Ces marchés, qui avant étaient très fractionnés avec d'un côté du fonctionnel et de l'autre, du plus singulier, désirable, tendent à proposer les deux. Aujourd'hui, un hôtel qui s'équipe va aussi rechercher la marque pour l'intégrer dans son concept global (alors qu'elle était davantage minimisée avant) : il y a ici un vrai enjeu de développer leur notoriété auprès de ce public, de communiquer sur les bénéfices et les valeurs de leurs produits
L'outdoor est un troisième secteur où l'on sent un engouement. On est aussi dans cette volonté de prolonger l'espace de vie dehors, pas seulement fonctionnel, mais dans une approche de bien-être. L'outdoor a cette vocation de prolonger son intérieur vers l'extérieur, avec du mobilier, résistant, mais confortable et esthétique.
On le perçoit dans les révolutions techniques du textile par exemple ?
Ayant travaillé dans des industries textile, je constate effectivement que, pour l'intérieur comme l'extérieur, on est sur de l'innovation de nouvelles matières, durables, résistantes. C'est un champ d'opportunité dans l'habitat, pour apporter une nouvelle proposition de valeurs, aux prescripteurs et par ricochets au client final.

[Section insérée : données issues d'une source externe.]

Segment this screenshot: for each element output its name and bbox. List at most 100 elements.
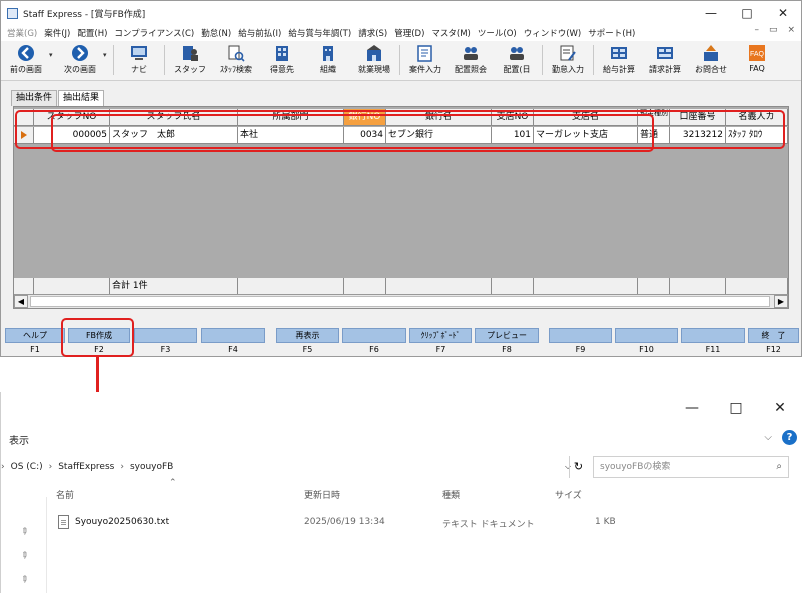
mdi-restore-button[interactable]: ▭ bbox=[769, 25, 778, 35]
menu-compliance[interactable]: コンプライアンス(C) bbox=[114, 27, 194, 39]
f8-preview-button[interactable]: プレビュー bbox=[475, 328, 539, 343]
f1-key-label: F1 bbox=[30, 345, 40, 354]
menu-kyuyo-maebarai[interactable]: 給与前払(I) bbox=[238, 27, 281, 39]
organization-icon bbox=[318, 43, 338, 62]
billing-button[interactable]: 請求計算 bbox=[642, 41, 688, 79]
back-arrow-icon bbox=[16, 43, 36, 62]
back-button[interactable]: 前の画面 bbox=[3, 41, 49, 79]
menu-master[interactable]: マスタ(M) bbox=[431, 27, 470, 39]
f6-key-label: F6 bbox=[369, 345, 379, 354]
col-size[interactable]: サイズ bbox=[555, 488, 582, 501]
breadcrumb-syouyofb[interactable]: syouyoFB bbox=[130, 462, 173, 472]
menu-anken[interactable]: 案件(J) bbox=[44, 27, 70, 39]
menu-window[interactable]: ウィンドウ(W) bbox=[524, 27, 582, 39]
f12-exit-button[interactable]: 終 了 bbox=[748, 328, 799, 343]
file-name[interactable]: Syouyo20250630.txt bbox=[75, 517, 169, 527]
file-explorer-window: — □ ✕ 表示 ⌵ ? › OS (C:) › StaffExpress › … bbox=[0, 392, 802, 593]
search-input[interactable]: syouyoFBの検索 ⌕ bbox=[593, 456, 789, 478]
pin-icon[interactable]: ✎ bbox=[18, 526, 30, 538]
maximize-button[interactable]: □ bbox=[729, 1, 765, 25]
f11-button[interactable] bbox=[681, 328, 745, 343]
client-button[interactable]: 得意先 bbox=[259, 41, 305, 79]
explorer-close-button[interactable]: ✕ bbox=[758, 400, 802, 416]
back-dropdown[interactable]: ▾ bbox=[49, 41, 57, 59]
menu-seikyu[interactable]: 請求(S) bbox=[358, 27, 387, 39]
menu-kyuyo-shoyo[interactable]: 給与賞与年調(T) bbox=[288, 27, 351, 39]
navi-button[interactable]: ナビ bbox=[116, 41, 162, 79]
scroll-right-button[interactable]: ▶ bbox=[774, 295, 788, 308]
inquiry-button[interactable]: お問合せ bbox=[688, 41, 734, 79]
horizontal-scrollbar[interactable]: ◀ ▶ bbox=[14, 294, 788, 308]
text-file-icon bbox=[58, 515, 69, 529]
staff-button[interactable]: スタッフ bbox=[167, 41, 213, 79]
staff-search-button[interactable]: ｽﾀｯﾌ検索 bbox=[213, 41, 259, 79]
f9-key-label: F9 bbox=[575, 345, 586, 354]
client-icon bbox=[272, 43, 292, 62]
menu-bar: 営業(G) 案件(J) 配置(H) コンプライアンス(C) 勤怠(N) 給与前払… bbox=[1, 25, 801, 41]
col-type[interactable]: 種類 bbox=[442, 488, 460, 501]
f4-button[interactable] bbox=[201, 328, 265, 343]
ribbon-view-tab[interactable]: 表示 bbox=[9, 432, 29, 447]
quick-access-pins: ✎ ✎ ✎ bbox=[18, 526, 30, 586]
scroll-thumb[interactable] bbox=[30, 296, 770, 307]
organization-button[interactable]: 組織 bbox=[305, 41, 351, 79]
f5-refresh-button[interactable]: 再表示 bbox=[276, 328, 339, 343]
address-chevron-icon: › bbox=[1, 462, 5, 472]
breadcrumb-staffexpress[interactable]: StaffExpress bbox=[58, 462, 114, 472]
grid-total: 合計 1件 bbox=[110, 278, 238, 295]
close-button[interactable]: ✕ bbox=[765, 1, 801, 25]
menu-kanri[interactable]: 管理(D) bbox=[394, 27, 424, 39]
f1-help-button[interactable]: ヘルプ bbox=[5, 328, 65, 343]
ribbon-expand-chevron-icon[interactable]: ⌵ bbox=[764, 432, 772, 443]
menu-eigyo[interactable]: 営業(G) bbox=[7, 27, 37, 39]
job-entry-icon bbox=[415, 43, 435, 62]
job-entry-button[interactable]: 案件入力 bbox=[402, 41, 448, 79]
tab-extraction-conditions[interactable]: 抽出条件 bbox=[11, 90, 58, 106]
forward-arrow-icon bbox=[70, 43, 90, 62]
file-row-highlight bbox=[51, 114, 654, 152]
mdi-minimize-button[interactable]: – bbox=[754, 25, 759, 35]
f6-button[interactable] bbox=[342, 328, 406, 343]
assignment-inquiry-icon bbox=[461, 43, 481, 62]
pin-icon[interactable]: ✎ bbox=[18, 550, 30, 562]
forward-dropdown[interactable]: ▾ bbox=[103, 41, 111, 59]
refresh-icon[interactable]: ↻ bbox=[569, 456, 587, 478]
file-modified: 2025/06/19 13:34 bbox=[304, 517, 385, 527]
search-icon: ⌕ bbox=[776, 461, 782, 472]
f9-button[interactable] bbox=[549, 328, 612, 343]
menu-kintai[interactable]: 勤怠(N) bbox=[201, 27, 231, 39]
menu-support[interactable]: サポート(H) bbox=[588, 27, 635, 39]
forward-button[interactable]: 次の画面 bbox=[57, 41, 103, 79]
payroll-button[interactable]: 給与計算 bbox=[596, 41, 642, 79]
grid-footer-row: 合計 1件 bbox=[14, 278, 788, 295]
toolbar: 前の画面 ▾ 次の画面 ▾ ナビ スタッフ ｽﾀｯﾌ検索 得意先 組織 就業現場… bbox=[1, 41, 801, 81]
breadcrumb-os-c[interactable]: OS (C:) bbox=[11, 462, 43, 472]
worksite-button[interactable]: 就業現場 bbox=[351, 41, 397, 79]
col-modified[interactable]: 更新日時 bbox=[304, 488, 340, 501]
worksite-icon bbox=[364, 43, 384, 62]
explorer-maximize-button[interactable]: □ bbox=[714, 400, 758, 416]
assignment-daily-icon bbox=[507, 43, 527, 62]
staff-express-window: Staff Express - [賞与FB作成] — □ ✕ 営業(G) 案件(… bbox=[0, 0, 802, 357]
pin-icon[interactable]: ✎ bbox=[18, 574, 30, 586]
f7-clipboard-button[interactable]: ｸﾘｯﾌﾟﾎﾞｰﾄﾞ bbox=[409, 328, 472, 343]
assignment-inquiry-button[interactable]: 配置照会 bbox=[448, 41, 494, 79]
help-icon[interactable]: ? bbox=[782, 430, 797, 445]
f3-button[interactable] bbox=[134, 328, 197, 343]
tab-extraction-results[interactable]: 抽出結果 bbox=[58, 90, 105, 107]
mdi-close-button[interactable]: × bbox=[787, 25, 795, 35]
f7-key-label: F7 bbox=[435, 345, 446, 354]
minimize-button[interactable]: — bbox=[693, 1, 729, 25]
menu-tool[interactable]: ツール(O) bbox=[478, 27, 517, 39]
attendance-entry-icon bbox=[558, 43, 578, 62]
f10-button[interactable] bbox=[615, 328, 678, 343]
faq-button[interactable]: FAQ FAQ bbox=[734, 41, 780, 79]
scroll-left-button[interactable]: ◀ bbox=[14, 295, 28, 308]
menu-haichi[interactable]: 配置(H) bbox=[77, 27, 107, 39]
col-name[interactable]: 名前 bbox=[56, 488, 74, 501]
address-bar[interactable]: › OS (C:) › StaffExpress › syouyoFB bbox=[1, 456, 591, 478]
explorer-minimize-button[interactable]: — bbox=[670, 400, 714, 416]
f10-key-label: F10 bbox=[639, 345, 654, 354]
attendance-entry-button[interactable]: 勤怠入力 bbox=[545, 41, 591, 79]
assignment-daily-button[interactable]: 配置(日 bbox=[494, 41, 540, 79]
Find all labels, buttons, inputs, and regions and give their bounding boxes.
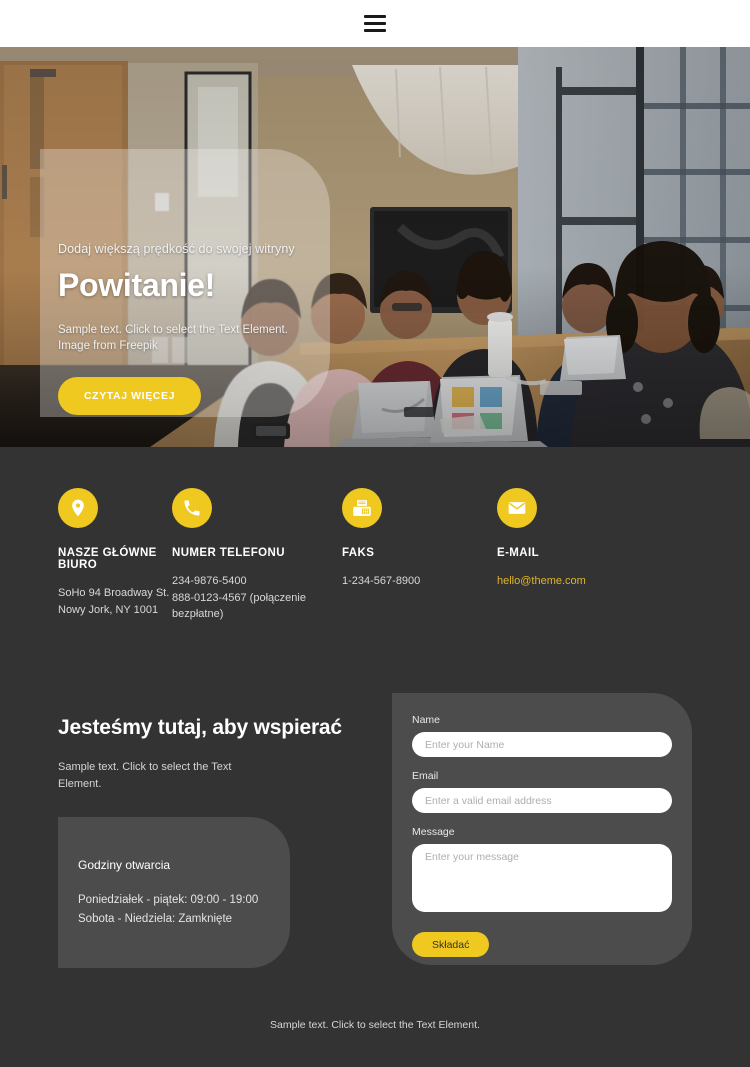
- name-input[interactable]: [412, 732, 672, 758]
- contact-form-panel: Name Email Message Składać: [392, 693, 692, 966]
- message-field-group: Message: [412, 826, 672, 917]
- email-link[interactable]: hello@theme.com: [497, 575, 586, 587]
- contact-line: 234-9876-5400: [172, 575, 247, 587]
- support-subtext-line-1: Sample text. Click to select the Text: [58, 761, 232, 774]
- email-input[interactable]: [412, 788, 672, 814]
- hamburger-bar: [364, 22, 386, 25]
- opening-hours-title: Godziny otwarcia: [78, 858, 171, 873]
- site-header: [0, 0, 750, 47]
- contact-title-office: NASZE GŁÓWNE BIURO: [58, 547, 157, 571]
- fax-icon: [342, 488, 382, 528]
- hero-subtitle-line-2: Image from Freepik: [58, 340, 158, 353]
- hero-content: Dodaj większą prędkość do swojej witryny…: [58, 242, 358, 415]
- contact-info-strip: NASZE GŁÓWNE BIURO SoHo 94 Broadway St. …: [0, 447, 750, 623]
- contact-title-email: E-MAIL: [497, 547, 540, 559]
- hero-section: Dodaj większą prędkość do swojej witryny…: [0, 47, 750, 447]
- submit-button[interactable]: Składać: [412, 932, 490, 958]
- support-subtext-line-2: Element.: [58, 777, 102, 790]
- hero-subtitle-line-1: Sample text. Click to select the Text El…: [58, 324, 288, 336]
- site-footer: Sample text. Click to select the Text El…: [0, 982, 750, 1067]
- opening-hours-weekend: Sobota - Niedziela: Zamknięte: [78, 912, 233, 925]
- support-left-column: Jesteśmy tutaj, aby wspierać Sample text…: [58, 716, 358, 969]
- contact-title-phone: NUMER TELEFONU: [172, 547, 285, 559]
- email-label: Email: [412, 770, 439, 783]
- message-label: Message: [412, 826, 455, 839]
- read-more-button[interactable]: CZYTAJ WIĘCEJ: [58, 376, 202, 415]
- contact-column-email: E-MAIL hello@theme.com: [497, 488, 677, 623]
- hero-title: Powitanie!: [58, 267, 216, 303]
- footer-text: Sample text. Click to select the Text El…: [270, 1018, 480, 1031]
- contact-line: 1-234-567-8900: [342, 575, 421, 587]
- hero-subtitle: Sample text. Click to select the Text El…: [58, 322, 358, 355]
- support-heading: Jesteśmy tutaj, aby wspierać: [58, 716, 342, 740]
- contact-column-office: NASZE GŁÓWNE BIURO SoHo 94 Broadway St. …: [0, 488, 172, 623]
- email-field-group: Email: [412, 770, 672, 814]
- opening-hours-lines: Poniedziałek - piątek: 09:00 - 19:00 Sob…: [78, 891, 290, 928]
- contact-lines-office: SoHo 94 Broadway St. Nowy Jork, NY 1001: [58, 585, 172, 618]
- contact-column-phone: NUMER TELEFONU 234-9876-5400 888-0123-45…: [172, 488, 342, 623]
- name-field-group: Name: [412, 714, 672, 758]
- opening-hours-card: Godziny otwarcia Poniedziałek - piątek: …: [58, 817, 290, 969]
- contact-line: Nowy Jork, NY 1001: [58, 603, 159, 616]
- page-root: Dodaj większą prędkość do swojej witryny…: [0, 0, 750, 1067]
- phone-icon: [172, 488, 212, 528]
- hamburger-icon[interactable]: [364, 15, 386, 32]
- contact-line: bezpłatne): [172, 608, 224, 621]
- contact-lines-phone: 234-9876-5400 888-0123-4567 (połączenie …: [172, 573, 342, 623]
- hamburger-bar: [364, 29, 386, 32]
- hero-eyebrow: Dodaj większą prędkość do swojej witryny: [58, 242, 295, 256]
- contact-lines-email: hello@theme.com: [497, 573, 677, 590]
- contact-lines-fax: 1-234-567-8900: [342, 573, 497, 590]
- hamburger-bar: [364, 15, 386, 18]
- contact-title-fax: FAKS: [342, 547, 375, 559]
- support-subtext: Sample text. Click to select the Text El…: [58, 759, 358, 792]
- opening-hours-weekday: Poniedziałek - piątek: 09:00 - 19:00: [78, 894, 259, 907]
- envelope-icon: [497, 488, 537, 528]
- support-section: Jesteśmy tutaj, aby wspierać Sample text…: [0, 693, 750, 996]
- contact-column-fax: FAKS 1-234-567-8900: [342, 488, 497, 623]
- name-label: Name: [412, 714, 441, 727]
- location-pin-icon: [58, 488, 98, 528]
- message-textarea[interactable]: [412, 844, 672, 913]
- contact-line: 888-0123-4567 (połączenie: [172, 591, 306, 604]
- contact-line: SoHo 94 Broadway St.: [58, 587, 170, 599]
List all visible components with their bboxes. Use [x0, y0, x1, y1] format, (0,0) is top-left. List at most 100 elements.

On sent que cette mutation concerne beaucoup de marchés, avec une vraie volonté d'innover; un design au service d'usages, de matières, produites à partir de matières recyclées ou recyclables.
La question de la seconde main sera présente sur le salon sur des stands (avec De Bon Goût) et dans le programme des talks. Un nouveau champ de développement ?
Nous sommes en très forte observation, car aujourd'hui plus qu'une tendance, la seconde main est un état de fait. Ce marché est en pleine construction, même si certains acteurs cherchent encore des modèles économiques. Il ne faut pas en avoir peur mais savoir l'intégrer dans son projet de prescripteur et/ ou de retailer. C'est une question de dosage, d'équilibre. Ce qui est certain, c'est que le client final; qu'il soit propriétaire d'une résidence privée, d'un établissement, espace d'accueil, attend de pouvoir mixer dans ses achats de la première main et de la seconde main. Ce n'est pas seulement une question de prix, mais aussi un rapport à l' histoire, un lien avec le temps, le vintage au sens très noble du terme. Certains prescripteurs parlent de produits "chargés de vie", dans une idée de transmission. Dans cette période où l'on parle beaucoup de storytelling, la seconde main permet de transmettre des valeurs d'authenticité, de sincérité.
Pour ses trente ans, le salon se veut donc un reflet de la créativité du marché ?
Depuis 30 ans, notre mission est d'être un amplificateur de business pour les professionnels du design et de la décoration. Le salon se veut avant tout être l'expression de la scène créative française et internationale. Je pense vraiment que c'est de l'hybridation des communautés, du collectif, que naît aussi une nouvelle forme de créativité. Et c'est aussi ces nouvelles hybridations que Maison & Objet doit refléter.